Le photographe promeut l’enseignement professionnel à travers ses clichés

Depuis quelques mois, le journaliste Stéphane Barbier promène sa caméra au lycée professionnel Frédéric Mistral de Nîmes. Un projet soutenu par la région qui contribue à l’avancement de la formation professionnelle et de la jeunesse.

Chaque année, les entreprises peinent à embaucher des travailleurs qualifiés. “Beauté du gestesérie de photos de Stéphane Barbier, s’impose comme un argument pour rompre avec la mauvaise image des métiers de la main.

Travaillant depuis les années 1990, photographe au Neem, il s’inspire de ce qu’on appelle la photographie humanitaire d’après-guerre. Il est aujourd’hui membre du comité éditorial de Medilibre.
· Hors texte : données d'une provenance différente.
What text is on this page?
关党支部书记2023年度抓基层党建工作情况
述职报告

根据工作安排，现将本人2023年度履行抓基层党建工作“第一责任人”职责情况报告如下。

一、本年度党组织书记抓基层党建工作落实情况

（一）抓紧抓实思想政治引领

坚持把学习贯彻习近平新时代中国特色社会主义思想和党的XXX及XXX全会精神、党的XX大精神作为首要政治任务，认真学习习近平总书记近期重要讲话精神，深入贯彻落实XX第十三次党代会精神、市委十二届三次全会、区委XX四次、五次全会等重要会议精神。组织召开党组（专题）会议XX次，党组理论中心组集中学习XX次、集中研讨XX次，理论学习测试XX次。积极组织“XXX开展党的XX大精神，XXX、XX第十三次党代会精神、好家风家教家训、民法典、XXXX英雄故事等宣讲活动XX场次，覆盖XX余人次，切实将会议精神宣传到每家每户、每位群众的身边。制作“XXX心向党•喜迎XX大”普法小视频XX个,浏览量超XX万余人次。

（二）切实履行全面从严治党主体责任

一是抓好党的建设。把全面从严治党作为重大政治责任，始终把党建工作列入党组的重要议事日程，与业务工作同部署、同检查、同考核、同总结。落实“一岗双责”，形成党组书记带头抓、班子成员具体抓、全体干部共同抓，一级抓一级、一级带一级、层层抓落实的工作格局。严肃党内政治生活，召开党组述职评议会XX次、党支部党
Au lycée Frédéric Mistral, 800 élèves sont formés aux métiers du bâtiment, aux arts graphiques ou encore à l’aéronautique. Beaucoup d’univers ou de situations à figer dans l’image. Un parcours de 14 ateliers qui donneront vie à une série de photographies imprimées par des lycéens.

Lorsqu’on lui propose ce projet, Stéphane Barbier n’hésite pas un instant et se réjouit du résultat : «J’ai découvert des personnes très investies et motivées qui donnent à leurs élèves le goût de la réussite. D’un autre côté, je vois des gars qui hésitent peut-être parfois et qui ont devant eux des professeurs qui les guident et leur ouvrent un avenir… et tout pour filmer, c’est super.

Richard Budds est le mentor derrière le projet. Selon lui, ces images dépeignent un commandement qui transcende la photographie.

Le message avec ce projet photographique est de montrer qu’il se passe de très bonnes choses dans les lycées professionnels, et que l’on se débrouille bien dans les ateliers pour former les jeunes aux métiers d’art.

Richard Podds, enseignant au lycée Frédéric Mistral

Ces parcours professionnels souffrent parfois d’une mauvaise image. Dans cet atelier de peinture, Marwan sent sa place. Selon lui, les ouvriers seront toujours nécessaires, alors il se fiche des idées reçues sur son secteur : «Elle a peut-être mauvaise réputation mais il faut essayer avant de parler… Attention, je l’aime tellement. “

Marwan et ses camarades se verront dans quelques mois sur les murs de l’école. L’exposition ira ensuite dans d’autres institutions de la région.